Aun no están organizados, no tienen un líder visible ni una hoja de ruta para una futura transición de gobierno. Su descontento se basa en la realidad que viven a diario: casas a punto de derrumbarse, ancianos que no desayunan y no siempre pueden comer una vez al día y padres que no pueden comprarles zapatos a sus hijos para ir a la escuela, entre otros muchos problemas.
Ya agotaron todos los canales institucionales. Nadie los escuchó. Se siente burlados, ninguneados. Entonces deciden alzar la voz. Esa masa crítica opta por emigrar a cualquier parte intentando escapar del caos.
Esa amenaza de cárcel o exilio, de manera sutil, me la transmitió un oficial de la Seguridad del Estado que dijo llamarse Marvin el pasado 5 de julio, cuando una patrulla me condujo a la unidad policial de Aguilera, Lawton, una barriada al sur de La Habana.
En un tono que intentaba ser amable me dijo: “Usted ya pasa de los cincuenta años, debiera pensar en irse a vivir a un sitio, como Suiza, y pasar la vejez tranquila con su familia. La situación económica en Cuba va a demorar en mejorar. No lo veo a usted trabajando en la agricultura o de custodio en una escuela”.

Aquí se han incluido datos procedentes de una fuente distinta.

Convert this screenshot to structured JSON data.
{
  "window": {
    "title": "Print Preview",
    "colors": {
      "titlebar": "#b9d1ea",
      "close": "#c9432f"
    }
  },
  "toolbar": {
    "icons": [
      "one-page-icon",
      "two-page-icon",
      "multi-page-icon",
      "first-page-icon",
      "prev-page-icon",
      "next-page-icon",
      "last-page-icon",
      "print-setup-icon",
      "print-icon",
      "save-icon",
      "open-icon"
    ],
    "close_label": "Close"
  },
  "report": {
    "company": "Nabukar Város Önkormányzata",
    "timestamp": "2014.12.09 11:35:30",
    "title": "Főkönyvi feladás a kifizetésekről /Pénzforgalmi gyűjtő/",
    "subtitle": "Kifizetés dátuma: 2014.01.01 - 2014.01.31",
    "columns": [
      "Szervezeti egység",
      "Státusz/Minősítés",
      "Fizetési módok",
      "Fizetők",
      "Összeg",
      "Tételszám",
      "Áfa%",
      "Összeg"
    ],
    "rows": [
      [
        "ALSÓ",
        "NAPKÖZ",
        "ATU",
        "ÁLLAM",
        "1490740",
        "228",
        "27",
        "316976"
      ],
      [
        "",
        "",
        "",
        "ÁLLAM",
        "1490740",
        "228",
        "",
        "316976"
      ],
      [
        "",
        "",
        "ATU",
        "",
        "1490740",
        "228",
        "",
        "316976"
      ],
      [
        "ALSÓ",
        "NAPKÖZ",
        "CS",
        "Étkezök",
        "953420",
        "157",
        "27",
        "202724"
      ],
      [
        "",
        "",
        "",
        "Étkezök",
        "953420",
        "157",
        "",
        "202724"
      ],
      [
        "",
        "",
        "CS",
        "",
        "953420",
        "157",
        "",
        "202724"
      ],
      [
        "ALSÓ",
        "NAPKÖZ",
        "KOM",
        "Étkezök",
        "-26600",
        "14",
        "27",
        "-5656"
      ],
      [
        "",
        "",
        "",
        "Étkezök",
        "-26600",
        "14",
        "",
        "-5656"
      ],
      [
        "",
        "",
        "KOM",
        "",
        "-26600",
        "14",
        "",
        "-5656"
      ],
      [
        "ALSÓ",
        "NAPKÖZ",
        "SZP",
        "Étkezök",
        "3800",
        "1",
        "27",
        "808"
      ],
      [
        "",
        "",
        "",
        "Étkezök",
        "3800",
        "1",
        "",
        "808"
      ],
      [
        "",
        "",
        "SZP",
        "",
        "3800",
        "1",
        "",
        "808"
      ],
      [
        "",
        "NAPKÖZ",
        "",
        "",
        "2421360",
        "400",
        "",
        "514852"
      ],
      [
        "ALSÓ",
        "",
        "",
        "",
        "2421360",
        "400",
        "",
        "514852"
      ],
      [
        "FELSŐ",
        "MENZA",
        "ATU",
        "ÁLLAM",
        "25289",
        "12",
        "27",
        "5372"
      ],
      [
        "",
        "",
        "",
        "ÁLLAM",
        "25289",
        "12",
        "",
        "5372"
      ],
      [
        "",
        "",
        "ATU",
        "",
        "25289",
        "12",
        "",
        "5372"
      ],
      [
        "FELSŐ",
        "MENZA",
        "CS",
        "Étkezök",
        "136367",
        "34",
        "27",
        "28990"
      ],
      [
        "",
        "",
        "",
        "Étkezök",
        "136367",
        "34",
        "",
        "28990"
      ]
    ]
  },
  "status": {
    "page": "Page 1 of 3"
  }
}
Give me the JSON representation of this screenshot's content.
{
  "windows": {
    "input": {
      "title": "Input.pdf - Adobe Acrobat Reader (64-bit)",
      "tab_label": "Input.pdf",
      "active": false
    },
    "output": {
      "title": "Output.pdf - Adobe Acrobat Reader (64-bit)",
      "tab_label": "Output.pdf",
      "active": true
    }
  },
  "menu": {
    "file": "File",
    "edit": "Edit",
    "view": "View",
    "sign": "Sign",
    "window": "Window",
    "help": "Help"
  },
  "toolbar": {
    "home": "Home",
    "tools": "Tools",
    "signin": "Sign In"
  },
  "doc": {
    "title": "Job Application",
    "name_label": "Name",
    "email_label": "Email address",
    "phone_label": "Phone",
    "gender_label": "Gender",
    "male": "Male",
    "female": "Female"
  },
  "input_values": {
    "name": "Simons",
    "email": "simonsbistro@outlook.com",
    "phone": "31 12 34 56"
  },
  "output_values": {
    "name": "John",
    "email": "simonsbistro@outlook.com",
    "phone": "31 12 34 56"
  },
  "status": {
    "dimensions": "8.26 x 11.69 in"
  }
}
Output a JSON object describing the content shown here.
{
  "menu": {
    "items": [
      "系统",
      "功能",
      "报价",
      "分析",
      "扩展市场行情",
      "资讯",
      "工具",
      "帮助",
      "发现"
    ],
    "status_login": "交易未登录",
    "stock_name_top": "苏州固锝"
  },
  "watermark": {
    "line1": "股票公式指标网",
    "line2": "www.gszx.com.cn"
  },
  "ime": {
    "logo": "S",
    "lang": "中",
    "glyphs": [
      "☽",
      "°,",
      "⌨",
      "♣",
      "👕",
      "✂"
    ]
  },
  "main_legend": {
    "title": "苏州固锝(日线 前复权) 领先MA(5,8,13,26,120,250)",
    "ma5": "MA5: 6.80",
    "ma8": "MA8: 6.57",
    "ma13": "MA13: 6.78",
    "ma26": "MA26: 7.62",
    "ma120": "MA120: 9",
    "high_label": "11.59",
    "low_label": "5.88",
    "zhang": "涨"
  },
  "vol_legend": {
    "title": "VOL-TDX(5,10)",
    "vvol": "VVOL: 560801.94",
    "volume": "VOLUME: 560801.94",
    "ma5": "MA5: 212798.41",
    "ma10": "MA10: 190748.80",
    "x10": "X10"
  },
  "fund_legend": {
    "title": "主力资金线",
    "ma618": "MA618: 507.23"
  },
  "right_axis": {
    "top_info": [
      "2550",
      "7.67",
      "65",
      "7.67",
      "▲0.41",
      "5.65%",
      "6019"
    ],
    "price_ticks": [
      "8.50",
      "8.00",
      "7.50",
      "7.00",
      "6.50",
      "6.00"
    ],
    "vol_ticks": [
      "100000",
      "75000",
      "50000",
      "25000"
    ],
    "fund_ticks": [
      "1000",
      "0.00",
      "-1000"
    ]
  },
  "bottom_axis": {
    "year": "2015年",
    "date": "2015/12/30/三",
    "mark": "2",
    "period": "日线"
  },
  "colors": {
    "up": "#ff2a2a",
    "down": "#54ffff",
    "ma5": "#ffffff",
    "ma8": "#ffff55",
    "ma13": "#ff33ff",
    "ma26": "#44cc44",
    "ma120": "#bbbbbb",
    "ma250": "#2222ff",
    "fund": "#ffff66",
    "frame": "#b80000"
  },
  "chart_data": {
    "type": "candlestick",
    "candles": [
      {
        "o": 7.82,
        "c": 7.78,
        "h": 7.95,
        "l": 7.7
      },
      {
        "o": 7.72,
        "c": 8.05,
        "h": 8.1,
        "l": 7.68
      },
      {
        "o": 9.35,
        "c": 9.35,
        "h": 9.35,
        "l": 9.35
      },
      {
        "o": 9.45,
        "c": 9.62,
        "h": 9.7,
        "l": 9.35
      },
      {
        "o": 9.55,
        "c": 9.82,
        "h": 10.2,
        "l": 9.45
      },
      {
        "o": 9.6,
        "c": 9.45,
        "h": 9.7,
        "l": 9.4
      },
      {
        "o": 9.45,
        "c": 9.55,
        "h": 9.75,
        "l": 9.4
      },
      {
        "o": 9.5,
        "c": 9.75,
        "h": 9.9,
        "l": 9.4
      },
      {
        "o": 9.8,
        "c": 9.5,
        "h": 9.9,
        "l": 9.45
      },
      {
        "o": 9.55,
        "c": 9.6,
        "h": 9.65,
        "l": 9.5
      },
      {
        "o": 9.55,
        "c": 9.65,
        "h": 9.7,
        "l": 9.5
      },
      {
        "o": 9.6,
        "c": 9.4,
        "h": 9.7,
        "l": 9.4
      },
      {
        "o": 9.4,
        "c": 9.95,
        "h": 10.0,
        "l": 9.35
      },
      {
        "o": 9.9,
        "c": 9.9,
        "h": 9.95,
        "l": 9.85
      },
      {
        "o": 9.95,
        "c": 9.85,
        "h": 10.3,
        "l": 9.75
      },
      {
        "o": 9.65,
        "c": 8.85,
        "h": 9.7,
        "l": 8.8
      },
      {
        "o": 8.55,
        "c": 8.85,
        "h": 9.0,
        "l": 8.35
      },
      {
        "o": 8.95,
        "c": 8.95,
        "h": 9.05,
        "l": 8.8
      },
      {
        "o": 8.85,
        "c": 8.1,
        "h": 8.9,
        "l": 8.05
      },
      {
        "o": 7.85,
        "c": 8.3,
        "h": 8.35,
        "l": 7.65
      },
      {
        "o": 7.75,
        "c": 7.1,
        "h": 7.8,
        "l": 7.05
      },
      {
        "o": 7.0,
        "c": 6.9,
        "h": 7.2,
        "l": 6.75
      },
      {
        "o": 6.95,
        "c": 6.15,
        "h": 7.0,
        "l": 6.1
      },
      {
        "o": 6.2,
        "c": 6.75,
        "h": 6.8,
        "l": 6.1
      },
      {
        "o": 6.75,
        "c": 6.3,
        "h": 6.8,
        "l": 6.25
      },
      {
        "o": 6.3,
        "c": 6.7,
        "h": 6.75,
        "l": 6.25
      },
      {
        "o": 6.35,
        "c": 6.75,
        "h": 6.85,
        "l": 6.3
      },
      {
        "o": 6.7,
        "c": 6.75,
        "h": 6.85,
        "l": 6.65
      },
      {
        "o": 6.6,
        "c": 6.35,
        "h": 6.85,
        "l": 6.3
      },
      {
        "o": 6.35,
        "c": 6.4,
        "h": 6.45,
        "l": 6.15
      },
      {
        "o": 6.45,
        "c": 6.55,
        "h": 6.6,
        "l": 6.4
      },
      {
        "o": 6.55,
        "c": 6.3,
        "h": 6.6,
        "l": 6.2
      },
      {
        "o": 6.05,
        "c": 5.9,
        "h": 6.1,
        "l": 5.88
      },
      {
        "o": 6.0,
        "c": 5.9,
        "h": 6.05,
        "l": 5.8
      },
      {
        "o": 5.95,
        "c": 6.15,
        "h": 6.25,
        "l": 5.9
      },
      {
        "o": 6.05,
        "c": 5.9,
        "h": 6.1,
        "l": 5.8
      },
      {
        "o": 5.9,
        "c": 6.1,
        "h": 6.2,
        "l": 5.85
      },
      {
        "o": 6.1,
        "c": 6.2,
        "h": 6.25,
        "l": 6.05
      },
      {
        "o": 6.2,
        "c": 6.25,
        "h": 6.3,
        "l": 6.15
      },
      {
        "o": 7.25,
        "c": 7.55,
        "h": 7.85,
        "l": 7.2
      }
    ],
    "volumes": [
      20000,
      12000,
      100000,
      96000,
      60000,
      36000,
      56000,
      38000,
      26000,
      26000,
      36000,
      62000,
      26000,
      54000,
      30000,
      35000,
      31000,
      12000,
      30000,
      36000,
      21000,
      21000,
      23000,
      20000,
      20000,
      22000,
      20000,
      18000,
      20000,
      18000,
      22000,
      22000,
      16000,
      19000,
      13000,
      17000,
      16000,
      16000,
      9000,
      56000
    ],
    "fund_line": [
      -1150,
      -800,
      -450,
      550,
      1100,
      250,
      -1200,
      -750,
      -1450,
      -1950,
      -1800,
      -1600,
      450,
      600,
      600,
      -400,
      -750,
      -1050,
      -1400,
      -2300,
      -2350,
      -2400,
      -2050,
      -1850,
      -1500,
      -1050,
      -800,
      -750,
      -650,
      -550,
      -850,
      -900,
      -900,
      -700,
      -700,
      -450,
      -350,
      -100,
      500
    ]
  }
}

Tuve que sonreír por el sarcasmo. “¿Me está usted expulsando de mi país?, le pregunté y acoté: «Marcharme de mi país es una decisión personal. Le informo que no tengo planes de emigrar. Tampoco de trabajar en la agricultura ni de custodio en una escuela”.
El oficial, en su papel de policía bueno, comentó: “No tengo nada personal contra usted, pero existen leyes que dictaminan entre diez y veinte años de cárcel por hacer lo que usted hace. Escribir para un periódico extranjero”. Respondí: “Haga usted lo que tenga que hacer. No se preocupe por mí. Desde que comencé hace 26 años en el periodismo independiente asumo los riesgos que implican”.
No me han vuelto a citar. Pero en medio de la actual ofensiva de la policía política para acallar a los periodistas libres, tengo claro cuál es mi decisión. Y la hago pública: no voy a marcharme de mi patria. Rememorando a mi amigo el poeta Raúl Rivero, aquí nacieron mis abuelos, mis padres y nací yo.
Cuba no es una posesión del régimen. Aunque gobiernan como si fueran sus dueños.